ASSOCIATION OF INFLAMMATION AND ATHEROGENIC DYSLIPIDEMIA WITH INCIDENT CARDIOMETABOLIC DIASEASE: A LONGITUDINAL COHORT STUDY
03 medical and health sciences
0302 clinical medicine
DOI:
10.1097/01.hjh.0001022264.98015.4d
Publication Date:
2024-05-22T10:12:52Z
AUTHORS (5)
ABSTRACT
Objective:
Inflammation and atherogenic dyslipidemia promote each other establishing a vicious circle. This study aimed to examine their joint association with cardiometabolic disease (CMD) and whether the temporal relationship between them is associated with risk of CMD.
Design and method:
This study included 78,211 participants without history of cardiovascular disease and diabetes mellitus at baseline in 2006. We categorized the participants into six groups according to their C-reactive protein (CRP, <1,1–3, or >=3 mg/L) level and atherogenic index of plasma (AIP, <-0.08 or >=-0.08). Incident CMD was defined as the first occurrence of a CMD event during follow-up, including cardiovascular disease (including myocardial infarction, coronary revascularization, heart failure, ischemic stroke, and hemorrhagic stroke) and type 2 diabetes mellitus (T2DM). Cox regression models were used to estimate the risk of CMD across CRP-AIP groups.
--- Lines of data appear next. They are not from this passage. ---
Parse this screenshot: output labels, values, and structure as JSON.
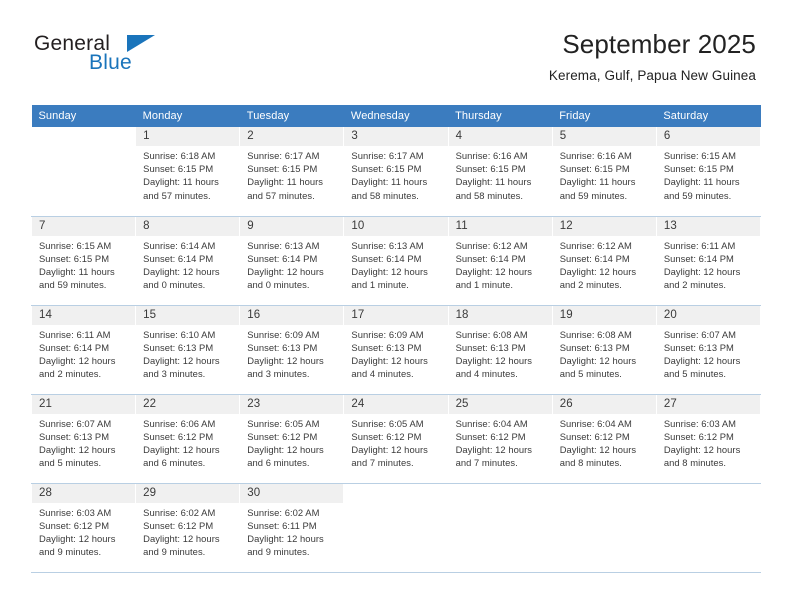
{
  "brand": {
    "name_dark": "General",
    "name_blue": "Blue",
    "accent_color": "#1a74bb"
  },
  "header": {
    "title": "September 2025",
    "subtitle": "Kerema, Gulf, Papua New Guinea"
  },
  "calendar": {
    "header_bg": "#3b7cbf",
    "daynum_bg": "#f0f0f0",
    "weekdays": [
      "Sunday",
      "Monday",
      "Tuesday",
      "Wednesday",
      "Thursday",
      "Friday",
      "Saturday"
    ],
    "weeks": [
      [
        {
          "day": "",
          "lines": []
        },
        {
          "day": "1",
          "lines": [
            "Sunrise: 6:18 AM",
            "Sunset: 6:15 PM",
            "Daylight: 11 hours",
            "and 57 minutes."
          ]
        },
        {
          "day": "2",
          "lines": [
            "Sunrise: 6:17 AM",
            "Sunset: 6:15 PM",
            "Daylight: 11 hours",
            "and 57 minutes."
          ]
        },
        {
          "day": "3",
          "lines": [
            "Sunrise: 6:17 AM",
            "Sunset: 6:15 PM",
            "Daylight: 11 hours",
            "and 58 minutes."
          ]
        },
        {
          "day": "4",
          "lines": [
            "Sunrise: 6:16 AM",
            "Sunset: 6:15 PM",
            "Daylight: 11 hours",
            "and 58 minutes."
          ]
        },
        {
          "day": "5",
          "lines": [
            "Sunrise: 6:16 AM",
            "Sunset: 6:15 PM",
            "Daylight: 11 hours",
            "and 59 minutes."
          ]
        },
        {
          "day": "6",
          "lines": [
            "Sunrise: 6:15 AM",
            "Sunset: 6:15 PM",
            "Daylight: 11 hours",
            "and 59 minutes."
          ]
        }
      ],
      [
        {
          "day": "7",
          "lines": [
            "Sunrise: 6:15 AM",
            "Sunset: 6:15 PM",
            "Daylight: 11 hours",
            "and 59 minutes."
          ]
        },
        {
          "day": "8",
          "lines": [
            "Sunrise: 6:14 AM",
            "Sunset: 6:14 PM",
            "Daylight: 12 hours",
            "and 0 minutes."
          ]
        },
        {
          "day": "9",
          "lines": [
            "Sunrise: 6:13 AM",
            "Sunset: 6:14 PM",
            "Daylight: 12 hours",
            "and 0 minutes."
          ]
        },
        {
          "day": "10",
          "lines": [
            "Sunrise: 6:13 AM",
            "Sunset: 6:14 PM",
            "Daylight: 12 hours",
            "and 1 minute."
          ]
        },
        {
          "day": "11",
          "lines": [
            "Sunrise: 6:12 AM",
            "Sunset: 6:14 PM",
            "Daylight: 12 hours",
            "and 1 minute."
          ]
        },
        {
          "day": "12",
          "lines": [
            "Sunrise: 6:12 AM",
            "Sunset: 6:14 PM",
            "Daylight: 12 hours",
            "and 2 minutes."
          ]
        },
        {
          "day": "13",
          "lines": [
            "Sunrise: 6:11 AM",
            "Sunset: 6:14 PM",
            "Daylight: 12 hours",
            "and 2 minutes."
          ]
        }
      ],
      [
        {
          "day": "14",
          "lines": [
            "Sunrise: 6:11 AM",
            "Sunset: 6:14 PM",
            "Daylight: 12 hours",
            "and 2 minutes."
          ]
        },
        {
          "day": "15",
          "lines": [
            "Sunrise: 6:10 AM",
            "Sunset: 6:13 PM",
            "Daylight: 12 hours",
            "and 3 minutes."
          ]
        },
        {
          "day": "16",
          "lines": [
            "Sunrise: 6:09 AM",
            "Sunset: 6:13 PM",
            "Daylight: 12 hours",
            "and 3 minutes."
          ]
        },
        {
          "day": "17",
          "lines": [
            "Sunrise: 6:09 AM",
            "Sunset: 6:13 PM",
            "Daylight: 12 hours",
            "and 4 minutes."
          ]
        },
        {
          "day": "18",
          "lines": [
            "Sunrise: 6:08 AM",
            "Sunset: 6:13 PM",
            "Daylight: 12 hours",
            "and 4 minutes."
          ]
        },
        {
          "day": "19",
          "lines": [
            "Sunrise: 6:08 AM",
            "Sunset: 6:13 PM",
            "Daylight: 12 hours",
            "and 5 minutes."
          ]
        },
        {
          "day": "20",
          "lines": [
            "Sunrise: 6:07 AM",
            "Sunset: 6:13 PM",
            "Daylight: 12 hours",
            "and 5 minutes."
          ]
        }
      ],
      [
        {
          "day": "21",
          "lines": [
            "Sunrise: 6:07 AM",
            "Sunset: 6:13 PM",
            "Daylight: 12 hours",
            "and 5 minutes."
          ]
        },
        {
          "day": "22",
          "lines": [
            "Sunrise: 6:06 AM",
            "Sunset: 6:12 PM",
            "Daylight: 12 hours",
            "and 6 minutes."
          ]
        },
        {
          "day": "23",
          "lines": [
            "Sunrise: 6:05 AM",
            "Sunset: 6:12 PM",
            "Daylight: 12 hours",
            "and 6 minutes."
          ]
        },
        {
          "day": "24",
          "lines": [
            "Sunrise: 6:05 AM",
            "Sunset: 6:12 PM",
            "Daylight: 12 hours",
            "and 7 minutes."
          ]
        },
        {
          "day": "25",
          "lines": [
            "Sunrise: 6:04 AM",
            "Sunset: 6:12 PM",
            "Daylight: 12 hours",
            "and 7 minutes."
          ]
        },
        {
          "day": "26",
          "lines": [
            "Sunrise: 6:04 AM",
            "Sunset: 6:12 PM",
            "Daylight: 12 hours",
            "and 8 minutes."
          ]
        },
        {
          "day": "27",
          "lines": [
            "Sunrise: 6:03 AM",
            "Sunset: 6:12 PM",
            "Daylight: 12 hours",
            "and 8 minutes."
          ]
        }
      ],
      [
        {
          "day": "28",
          "lines": [
            "Sunrise: 6:03 AM",
            "Sunset: 6:12 PM",
            "Daylight: 12 hours",
            "and 9 minutes."
          ]
        },
        {
          "day": "29",
          "lines": [
            "Sunrise: 6:02 AM",
            "Sunset: 6:12 PM",
            "Daylight: 12 hours",
            "and 9 minutes."
          ]
        },
        {
          "day": "30",
          "lines": [
            "Sunrise: 6:02 AM",
            "Sunset: 6:11 PM",
            "Daylight: 12 hours",
            "and 9 minutes."
          ]
        },
        {
          "day": "",
          "lines": []
        },
        {
          "day": "",
          "lines": []
        },
        {
          "day": "",
          "lines": []
        },
        {
          "day": "",
          "lines": []
        }
      ]
    ]
  }
}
The temporal relationship between CRP and AIP was assessed by cross-lagged analysis in the 53,715 participants who attended the resurvey in 2010. The association of this temporal relationship with subsequent CMD risk was examined by mediation analysis.
Results:
After adjusting for potential confounders, increased CRP and elevated AIP were cumulatively associated with a higher risk of CMD, where participants with a CRP of >=3 mg/L and an AIP of >=-0.08 had a hazard ratio of 1.63 (95% confidence interval [CI], 1.55–1.71) for CMD, 1.43 (95% CI, 1.33-1.55) for cardiovascular disease, and 1.71 (95% CI, 1.60-1.82) for T2DM, compared with those with low CRP and AIP values. (Table 1). In cross-lagged analysis, the standard regression coefficient from baseline CRP to follow-up AIP was greater than that from baseline AIP to follow-up CRP (0.069 [95% CI, 0.061–0.077] versus 0.014 [95% CI, 0.005–0.023], P difference <0.001) (Table 2). Furthermore, AIP partially mediated the effect of CRP on incident CMD. The mediation effect was 15.56% (95% CI, 12.87–18.25) for CMD, 10.03% (95% CI, 6.19–13.88) for cardiovascular disease, and 18.82% (95% CI, 15.36–22.28) for T2DM (Figure 1).
Conclusions:
CRP and AIP were additively associated with risk of CMD. Increased CRP might precede elevated AIP, and AIP partially mediated the association between CRP and incident CMD.